Aux États-Unis, les résultats de plusieurs big techs ont déçu les investisseurs. Apple a annoncé une baisse plus forte que prévu de ses ventes. Facebook a indiqué une baisse inattendue du nombre de ses utilisateurs et prévenu d'une année 2021 plus difficile que prévu, et Amazon a indiqué s'attendre à une hausse de ses coûts en raison de la pandémie.

L'aversion au risque généralisée a provoqué un repli des investisseurs vers les valeurs refuge. Le taux allemand à dix ans est retombé à 0,652% alors qu'une semaine auparavant, il était monté à 0,57%.
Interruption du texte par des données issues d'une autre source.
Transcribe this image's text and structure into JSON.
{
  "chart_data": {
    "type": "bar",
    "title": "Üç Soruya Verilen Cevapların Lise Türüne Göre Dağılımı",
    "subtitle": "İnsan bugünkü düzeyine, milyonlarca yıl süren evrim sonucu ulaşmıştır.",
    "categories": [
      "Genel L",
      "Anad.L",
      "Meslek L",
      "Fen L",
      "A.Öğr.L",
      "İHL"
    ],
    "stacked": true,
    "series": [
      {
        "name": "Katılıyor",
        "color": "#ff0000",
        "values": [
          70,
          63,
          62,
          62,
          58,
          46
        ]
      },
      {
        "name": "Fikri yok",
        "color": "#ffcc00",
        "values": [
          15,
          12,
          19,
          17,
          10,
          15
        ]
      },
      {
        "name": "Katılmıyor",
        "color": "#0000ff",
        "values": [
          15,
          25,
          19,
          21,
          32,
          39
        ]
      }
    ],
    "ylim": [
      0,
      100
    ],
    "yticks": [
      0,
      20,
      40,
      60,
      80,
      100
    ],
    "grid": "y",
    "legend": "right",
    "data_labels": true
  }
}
Des banques centrales attendues

Dans le contexte troublé des marchés, les investisseurs ont espéré un signe des banques centrales pour davantage de soutien à l'économie. La Banque centrale européenne (BCE) a laissé jeudi sa politique monétaire inchangée mais a ouvert la porte à des mesures de soutien supplémentaires en décembre, répondant ainsi aux attentes des marchés. Elle n'a pas modifié les paramètres de sa politique mais l'institution a laissé entendre très clairement qu'elle se tenait prête à les ajuster dès sa prochaine réunion.
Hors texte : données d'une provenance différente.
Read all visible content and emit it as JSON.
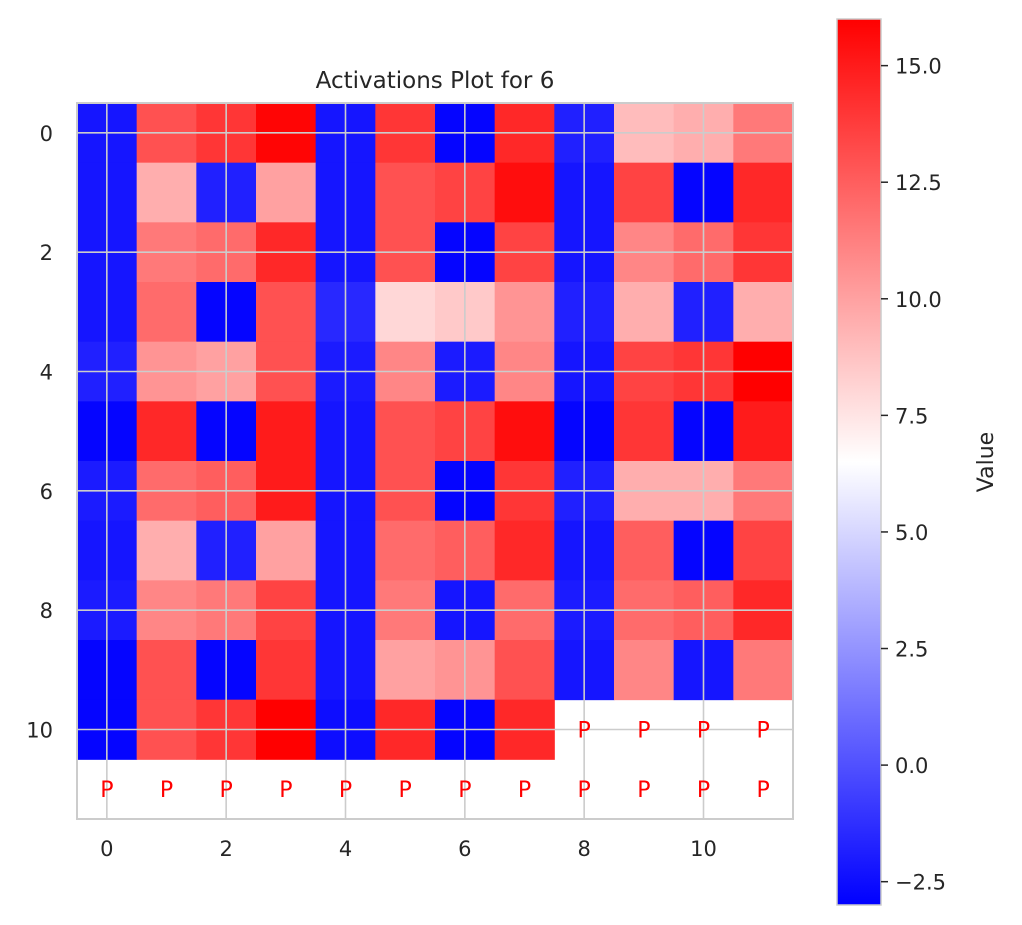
{
  "chart_data": {
    "type": "heatmap",
    "title": "Activations Plot for 6",
    "xlabel": "",
    "ylabel": "",
    "rows": 12,
    "cols": 12,
    "x_ticks": [
      0,
      2,
      4,
      6,
      8,
      10
    ],
    "y_ticks": [
      0,
      2,
      4,
      6,
      8,
      10
    ],
    "colormap": [
      "#0000ff",
      "#ffffff",
      "#ff0000"
    ],
    "vmin": -3.0,
    "vmax": 16.0,
    "grid": true,
    "values": [
      [
        -2.2,
        13.0,
        14.0,
        15.8,
        -2.2,
        14.0,
        -2.8,
        14.5,
        -1.8,
        9.0,
        9.5,
        11.5
      ],
      [
        -2.2,
        9.5,
        -1.8,
        10.0,
        -2.2,
        13.0,
        13.5,
        15.5,
        -2.2,
        13.5,
        -2.8,
        14.5
      ],
      [
        -2.2,
        11.5,
        12.0,
        14.5,
        -2.2,
        13.0,
        -2.8,
        13.5,
        -2.2,
        11.0,
        12.0,
        14.0
      ],
      [
        -2.2,
        12.0,
        -2.8,
        13.0,
        -1.5,
        8.0,
        8.5,
        10.5,
        -1.8,
        9.5,
        -1.8,
        9.5
      ],
      [
        -1.8,
        10.5,
        10.0,
        13.0,
        -2.0,
        11.0,
        -2.0,
        11.0,
        -2.2,
        13.5,
        14.0,
        16.0
      ],
      [
        -2.8,
        14.5,
        -2.8,
        15.0,
        -2.2,
        13.0,
        13.5,
        15.5,
        -2.8,
        14.0,
        -2.8,
        15.0
      ],
      [
        -2.0,
        12.0,
        12.5,
        15.0,
        -2.2,
        13.0,
        -2.8,
        14.0,
        -1.8,
        9.5,
        9.5,
        11.5
      ],
      [
        -2.2,
        9.5,
        -1.8,
        10.0,
        -2.2,
        12.0,
        12.5,
        14.5,
        -2.2,
        12.5,
        -2.8,
        13.5
      ],
      [
        -2.0,
        11.0,
        11.5,
        13.5,
        -2.2,
        11.5,
        -2.2,
        12.0,
        -2.0,
        12.0,
        12.5,
        14.5
      ],
      [
        -2.8,
        13.0,
        -2.8,
        14.0,
        -2.2,
        10.0,
        10.5,
        13.0,
        -2.2,
        11.0,
        -2.2,
        11.5
      ],
      [
        -2.8,
        13.0,
        14.0,
        16.0,
        -2.5,
        14.5,
        -2.8,
        14.5,
        null,
        null,
        null,
        null
      ],
      [
        null,
        null,
        null,
        null,
        null,
        null,
        null,
        null,
        null,
        null,
        null,
        null
      ]
    ],
    "padding_label": "P",
    "padding_color": "#ff0000",
    "colorbar": {
      "label": "Value",
      "ticks": [
        -2.5,
        0.0,
        2.5,
        5.0,
        7.5,
        10.0,
        12.5,
        15.0
      ],
      "tick_labels": [
        "−2.5",
        "0.0",
        "2.5",
        "5.0",
        "7.5",
        "10.0",
        "12.5",
        "15.0"
      ]
    }
  }
}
Les marchés s'attendent à voir la BCE annoncer en décembre qu'elle augmente le volume de ses achats d'actifs et qu'elle offre aux banques des conditions de financement encore plus favorables.

Les annonces de la BCE ont fait plonger l'euro à un plus bas depuis le 28 septembre. Sur la semaine, la devise européenne a lâché 1,75% face au dollar, à 1,652 USD. Le billet vert a lui profité de l'aversion au risque sur les marchés.

Jeudi prochain, la Réserve Fédérale américaine sera elle aussi attendue sur son discours, alors qu'en octobre, le président de l'institution, Jerome Powell, avait prévenu des conséquences désastreuses pour l'économie de l'absence d'un nouveau plan de relance aux États-Unis, suspendu en raison des élections.

Délestage sur le pétrole

Les cours du baril de Brent, référence de pétrole pour les marchés européens, ont chuté de plus de 10% cette semaine, signant sa pire chute hebdomadaire depuis la fin du mois d'avril. Jeudi, le Brent a même touché 36,64 dollars, tombant à son plus bas depuis mai. "Les restrictions croissantes jettent une ombre sur les perspectives de la demande de pétrole à court terme", a résumé Stephen Brennock, analyste de PVM.

Les restrictions croissantes jettent une ombre sur les perspectives de la demande de pétrole à court terme
Stephen Brennock
Analyste de PVM

"Il incombe maintenant à l'Opep+ de reconsidérer son augmentation de production prévue en janvier", a expliqué Jeffrey Halley, analyste chez Oanda. Les membres de l'Organisation des pays exportateurs de pétrole (Opep) et leurs alliés, via l'accord Opep+, ont maintenu à l'occasion de leur dernière réunion ministérielle mensuelle le 19 octobre la marche des coupes décidées en avril pour faire face à l'impact de la pandémie.

Celle-ci entraîne le retour sur le marché de 1,9 million de barils par jour au 1er janvier. L'Opep + doit à nouveau se réunir le 30 novembre et le 1er décembre. "L'issue de cette réunion a le potentiel d'amener les prix du pétrole vers 10 dollars ou pas", ont estimé les analystes de PVM.